Here are a few ways to get started:
- Audit your current digital experiences: Use both automated tools and manual testing with assistive tech to identify issues. Prioritize fixes based on severity and user impact.
- Educate your teams: Train developers, designers and content creators on WCAG standards and accessibility best practices. Accessibility isn’t just a dev task — it’s editorial and visual, too.
- Invest in accessible-by-default tooling: Choose a CMS or publishing platform that supports accessible templates, built-in validation and workflow prompts for accessibility metadata like image alt text.
- Establish an accessibility governance model: Define clear roles, responsibilities and KPIs for accessibility. Include it in QA checklists and release processes.
- Document and communicate progress: Accessibility improvements should be visible and trackable, with clear communication to stakeholders about what’s being done and why.
Preparing for the EAA — and beyond
If your organization does business in Europe, your organization should ensure it’s ready for the EAA. It’s about building digital experiences that are more usable, discoverable and inclusive by design.
For digital leaders, the EAA raises procurement-level questions: Is our platform fit for purpose across all users? Are we prioritizing vendors who meet accessibility expectations out of the box?
On the technical side, the EAA is a signal to elevate accessibility from a low-priority fix to a product requirement.
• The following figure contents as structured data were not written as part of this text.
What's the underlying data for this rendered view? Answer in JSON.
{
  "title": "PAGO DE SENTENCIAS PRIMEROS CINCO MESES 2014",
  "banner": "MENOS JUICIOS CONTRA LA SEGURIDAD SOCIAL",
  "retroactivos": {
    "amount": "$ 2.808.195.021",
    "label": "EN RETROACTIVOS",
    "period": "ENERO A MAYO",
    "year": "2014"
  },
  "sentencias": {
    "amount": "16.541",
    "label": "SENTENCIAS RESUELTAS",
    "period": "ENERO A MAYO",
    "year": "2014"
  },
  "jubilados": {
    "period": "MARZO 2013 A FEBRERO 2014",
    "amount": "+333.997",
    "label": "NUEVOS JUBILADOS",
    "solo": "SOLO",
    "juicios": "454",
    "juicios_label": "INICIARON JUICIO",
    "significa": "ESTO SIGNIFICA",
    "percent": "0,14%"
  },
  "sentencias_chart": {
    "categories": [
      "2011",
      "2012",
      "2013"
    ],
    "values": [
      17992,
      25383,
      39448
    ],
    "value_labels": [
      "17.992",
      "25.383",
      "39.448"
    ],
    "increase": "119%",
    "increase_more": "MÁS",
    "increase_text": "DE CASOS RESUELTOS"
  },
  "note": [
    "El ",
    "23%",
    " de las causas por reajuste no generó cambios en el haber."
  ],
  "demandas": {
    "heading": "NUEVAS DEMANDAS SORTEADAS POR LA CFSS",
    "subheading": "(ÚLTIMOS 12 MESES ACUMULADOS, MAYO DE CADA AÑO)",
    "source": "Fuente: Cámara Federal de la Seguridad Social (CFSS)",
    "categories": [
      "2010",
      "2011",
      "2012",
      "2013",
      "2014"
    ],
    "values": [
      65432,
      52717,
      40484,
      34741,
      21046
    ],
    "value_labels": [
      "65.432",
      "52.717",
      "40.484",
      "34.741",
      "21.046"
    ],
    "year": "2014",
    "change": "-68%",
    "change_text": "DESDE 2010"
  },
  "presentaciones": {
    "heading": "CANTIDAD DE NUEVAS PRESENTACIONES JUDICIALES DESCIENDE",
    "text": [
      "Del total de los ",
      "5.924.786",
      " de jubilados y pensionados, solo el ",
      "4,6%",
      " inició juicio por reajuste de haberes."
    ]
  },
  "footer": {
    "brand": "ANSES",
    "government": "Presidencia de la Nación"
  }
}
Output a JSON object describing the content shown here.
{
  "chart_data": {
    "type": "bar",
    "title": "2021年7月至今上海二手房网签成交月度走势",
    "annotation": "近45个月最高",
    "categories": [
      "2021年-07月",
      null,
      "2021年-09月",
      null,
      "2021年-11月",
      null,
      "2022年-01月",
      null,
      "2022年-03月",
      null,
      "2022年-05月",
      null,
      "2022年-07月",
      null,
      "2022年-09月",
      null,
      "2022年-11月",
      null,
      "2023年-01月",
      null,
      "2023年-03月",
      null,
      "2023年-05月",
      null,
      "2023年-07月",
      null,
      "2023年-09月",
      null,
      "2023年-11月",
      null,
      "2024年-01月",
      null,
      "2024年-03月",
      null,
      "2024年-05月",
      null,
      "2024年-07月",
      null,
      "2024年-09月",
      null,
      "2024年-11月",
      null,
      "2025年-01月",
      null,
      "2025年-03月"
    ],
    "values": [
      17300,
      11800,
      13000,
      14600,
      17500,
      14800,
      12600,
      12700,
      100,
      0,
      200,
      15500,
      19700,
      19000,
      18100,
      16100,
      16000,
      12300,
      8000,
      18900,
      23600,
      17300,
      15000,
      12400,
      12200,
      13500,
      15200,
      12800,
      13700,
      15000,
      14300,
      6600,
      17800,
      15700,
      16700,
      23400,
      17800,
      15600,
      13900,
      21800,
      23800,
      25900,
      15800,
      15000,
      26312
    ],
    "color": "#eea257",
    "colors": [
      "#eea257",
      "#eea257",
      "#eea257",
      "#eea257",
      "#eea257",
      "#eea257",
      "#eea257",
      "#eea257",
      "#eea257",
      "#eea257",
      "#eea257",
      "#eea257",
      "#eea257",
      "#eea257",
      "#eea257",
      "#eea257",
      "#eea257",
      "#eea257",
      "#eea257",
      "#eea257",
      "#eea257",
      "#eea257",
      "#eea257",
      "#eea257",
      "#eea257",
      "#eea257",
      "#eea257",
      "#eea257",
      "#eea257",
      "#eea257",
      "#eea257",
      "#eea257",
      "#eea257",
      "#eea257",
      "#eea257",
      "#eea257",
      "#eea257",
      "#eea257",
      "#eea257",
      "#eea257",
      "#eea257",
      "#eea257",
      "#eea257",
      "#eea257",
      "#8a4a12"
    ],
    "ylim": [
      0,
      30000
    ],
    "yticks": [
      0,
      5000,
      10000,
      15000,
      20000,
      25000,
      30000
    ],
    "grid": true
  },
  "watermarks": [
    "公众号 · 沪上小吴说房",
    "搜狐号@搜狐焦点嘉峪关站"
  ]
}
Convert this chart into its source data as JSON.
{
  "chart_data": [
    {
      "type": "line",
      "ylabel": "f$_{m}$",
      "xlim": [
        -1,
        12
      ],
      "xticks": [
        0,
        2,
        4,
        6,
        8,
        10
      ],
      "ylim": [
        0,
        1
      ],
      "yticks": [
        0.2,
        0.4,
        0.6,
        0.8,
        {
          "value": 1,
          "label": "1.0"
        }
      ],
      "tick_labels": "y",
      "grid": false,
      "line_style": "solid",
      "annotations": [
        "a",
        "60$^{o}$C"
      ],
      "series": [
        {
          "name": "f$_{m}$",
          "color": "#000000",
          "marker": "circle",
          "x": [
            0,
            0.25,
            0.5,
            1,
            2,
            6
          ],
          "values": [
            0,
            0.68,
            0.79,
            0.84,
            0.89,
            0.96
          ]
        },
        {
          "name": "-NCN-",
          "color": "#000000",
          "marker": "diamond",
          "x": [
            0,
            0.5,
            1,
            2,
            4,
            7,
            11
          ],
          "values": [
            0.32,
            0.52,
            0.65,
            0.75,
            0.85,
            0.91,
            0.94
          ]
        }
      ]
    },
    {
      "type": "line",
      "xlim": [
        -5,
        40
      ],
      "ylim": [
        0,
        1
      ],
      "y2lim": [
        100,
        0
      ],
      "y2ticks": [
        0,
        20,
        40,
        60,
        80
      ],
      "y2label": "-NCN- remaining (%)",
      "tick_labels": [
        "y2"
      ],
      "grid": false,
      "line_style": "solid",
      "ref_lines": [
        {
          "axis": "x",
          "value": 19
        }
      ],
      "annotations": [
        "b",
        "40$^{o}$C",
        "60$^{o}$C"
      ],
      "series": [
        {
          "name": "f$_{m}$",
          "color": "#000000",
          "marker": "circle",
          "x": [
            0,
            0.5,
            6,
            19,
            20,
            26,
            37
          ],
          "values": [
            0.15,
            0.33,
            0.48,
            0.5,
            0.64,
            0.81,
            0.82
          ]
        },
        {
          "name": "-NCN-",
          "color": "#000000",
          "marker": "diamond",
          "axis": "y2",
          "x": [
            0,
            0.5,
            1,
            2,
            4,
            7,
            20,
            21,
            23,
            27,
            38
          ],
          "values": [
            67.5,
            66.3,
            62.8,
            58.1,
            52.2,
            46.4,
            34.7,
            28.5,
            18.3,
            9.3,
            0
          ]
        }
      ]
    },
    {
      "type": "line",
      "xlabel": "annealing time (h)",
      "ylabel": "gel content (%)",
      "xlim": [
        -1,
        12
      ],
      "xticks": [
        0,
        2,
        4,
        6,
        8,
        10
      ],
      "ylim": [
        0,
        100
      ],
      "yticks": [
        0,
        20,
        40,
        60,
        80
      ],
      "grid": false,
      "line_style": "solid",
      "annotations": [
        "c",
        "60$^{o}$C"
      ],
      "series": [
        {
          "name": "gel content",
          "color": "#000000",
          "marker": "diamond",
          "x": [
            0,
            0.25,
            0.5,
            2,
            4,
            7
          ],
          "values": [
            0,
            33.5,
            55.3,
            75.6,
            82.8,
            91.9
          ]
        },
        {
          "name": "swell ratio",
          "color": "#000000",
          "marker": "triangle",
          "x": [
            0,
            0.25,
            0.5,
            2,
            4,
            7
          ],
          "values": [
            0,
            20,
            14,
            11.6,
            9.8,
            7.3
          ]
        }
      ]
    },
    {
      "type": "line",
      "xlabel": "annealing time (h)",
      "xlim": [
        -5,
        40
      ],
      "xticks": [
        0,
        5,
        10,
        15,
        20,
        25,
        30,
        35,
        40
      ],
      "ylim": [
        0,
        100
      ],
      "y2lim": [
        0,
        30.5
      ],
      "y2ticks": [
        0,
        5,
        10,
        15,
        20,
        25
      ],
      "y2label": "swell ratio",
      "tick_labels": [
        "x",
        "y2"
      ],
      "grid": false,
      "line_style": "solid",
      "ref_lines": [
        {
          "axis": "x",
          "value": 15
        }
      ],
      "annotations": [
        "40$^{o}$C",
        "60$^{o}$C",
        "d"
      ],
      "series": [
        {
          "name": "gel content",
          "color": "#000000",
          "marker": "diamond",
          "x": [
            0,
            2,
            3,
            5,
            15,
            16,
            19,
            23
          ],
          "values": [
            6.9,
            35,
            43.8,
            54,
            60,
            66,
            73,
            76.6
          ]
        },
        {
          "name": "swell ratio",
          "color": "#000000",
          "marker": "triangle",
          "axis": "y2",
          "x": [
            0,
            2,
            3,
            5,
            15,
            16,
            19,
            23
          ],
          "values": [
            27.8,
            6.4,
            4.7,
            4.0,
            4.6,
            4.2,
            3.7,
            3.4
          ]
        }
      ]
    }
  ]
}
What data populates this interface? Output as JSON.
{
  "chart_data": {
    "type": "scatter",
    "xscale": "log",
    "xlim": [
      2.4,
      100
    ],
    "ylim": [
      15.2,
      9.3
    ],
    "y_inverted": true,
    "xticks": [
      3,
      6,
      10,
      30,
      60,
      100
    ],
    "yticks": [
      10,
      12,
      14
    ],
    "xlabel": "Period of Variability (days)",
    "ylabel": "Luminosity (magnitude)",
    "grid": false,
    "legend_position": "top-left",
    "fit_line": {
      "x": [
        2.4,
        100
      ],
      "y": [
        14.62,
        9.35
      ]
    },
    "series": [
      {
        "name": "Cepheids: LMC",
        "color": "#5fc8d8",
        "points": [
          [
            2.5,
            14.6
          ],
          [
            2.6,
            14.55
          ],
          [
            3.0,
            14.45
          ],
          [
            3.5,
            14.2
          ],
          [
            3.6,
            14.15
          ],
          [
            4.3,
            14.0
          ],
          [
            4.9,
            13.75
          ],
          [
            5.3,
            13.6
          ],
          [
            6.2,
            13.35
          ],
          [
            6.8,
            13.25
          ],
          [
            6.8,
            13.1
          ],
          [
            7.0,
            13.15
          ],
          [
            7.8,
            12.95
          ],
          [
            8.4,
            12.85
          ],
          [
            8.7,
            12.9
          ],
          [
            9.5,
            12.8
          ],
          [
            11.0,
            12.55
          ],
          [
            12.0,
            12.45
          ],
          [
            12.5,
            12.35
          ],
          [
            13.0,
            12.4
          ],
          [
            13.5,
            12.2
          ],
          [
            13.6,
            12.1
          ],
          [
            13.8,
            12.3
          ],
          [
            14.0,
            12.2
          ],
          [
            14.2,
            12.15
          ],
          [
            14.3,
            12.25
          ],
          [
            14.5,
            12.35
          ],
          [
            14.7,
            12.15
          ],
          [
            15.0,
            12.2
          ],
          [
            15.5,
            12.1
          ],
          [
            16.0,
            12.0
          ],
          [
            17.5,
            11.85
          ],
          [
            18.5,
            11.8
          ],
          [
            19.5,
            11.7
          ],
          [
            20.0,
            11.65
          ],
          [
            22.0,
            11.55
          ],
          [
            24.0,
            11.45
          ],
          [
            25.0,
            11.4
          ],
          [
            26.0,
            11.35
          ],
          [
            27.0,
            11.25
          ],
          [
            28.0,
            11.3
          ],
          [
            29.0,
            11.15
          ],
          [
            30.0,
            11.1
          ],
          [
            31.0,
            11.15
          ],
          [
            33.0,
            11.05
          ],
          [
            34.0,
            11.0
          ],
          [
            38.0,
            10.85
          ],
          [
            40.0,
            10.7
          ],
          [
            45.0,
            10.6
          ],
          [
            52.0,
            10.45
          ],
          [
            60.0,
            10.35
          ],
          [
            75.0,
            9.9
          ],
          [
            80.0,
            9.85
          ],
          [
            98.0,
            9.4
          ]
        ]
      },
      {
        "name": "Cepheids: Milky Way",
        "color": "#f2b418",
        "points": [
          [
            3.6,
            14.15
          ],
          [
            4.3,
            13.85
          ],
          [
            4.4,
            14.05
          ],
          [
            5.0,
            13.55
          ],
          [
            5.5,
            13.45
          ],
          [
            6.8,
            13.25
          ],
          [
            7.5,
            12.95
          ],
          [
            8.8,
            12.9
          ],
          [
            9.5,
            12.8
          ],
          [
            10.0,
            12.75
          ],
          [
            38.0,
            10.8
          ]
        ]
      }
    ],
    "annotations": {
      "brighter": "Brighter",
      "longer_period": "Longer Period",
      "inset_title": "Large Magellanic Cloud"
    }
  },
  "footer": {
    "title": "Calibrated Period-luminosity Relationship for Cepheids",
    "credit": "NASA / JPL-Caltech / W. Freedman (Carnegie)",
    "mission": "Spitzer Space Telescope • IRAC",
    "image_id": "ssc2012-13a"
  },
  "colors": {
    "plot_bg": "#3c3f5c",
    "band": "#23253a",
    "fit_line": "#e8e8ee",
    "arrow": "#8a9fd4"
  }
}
It’s not just about completing audits — it’s about engineering with empathy and scale.
Closing thoughts: Accessibility is good business and the right thing to do
The European Accessibility Act puts new pressure on digital teams — but it also brings overdue clarity. Inclusive design is no longer a nice-to-have. It’s the standard.
“No one should be left out just because of how they see, hear, move or process information,” Rebecca Grad observes. “The more inclusive we are from the start, the better off everybody is.”
Getting in alignment with the EAA’s mandate means taking a hard look at your current infrastructure, identifying gaps and empowering your teams to do better. Whether you’re redesigning a product or evolving an enterprise CMS, accessibility must be part of the conversation.
The digital future will be accessible. The only question is whether your business is ready.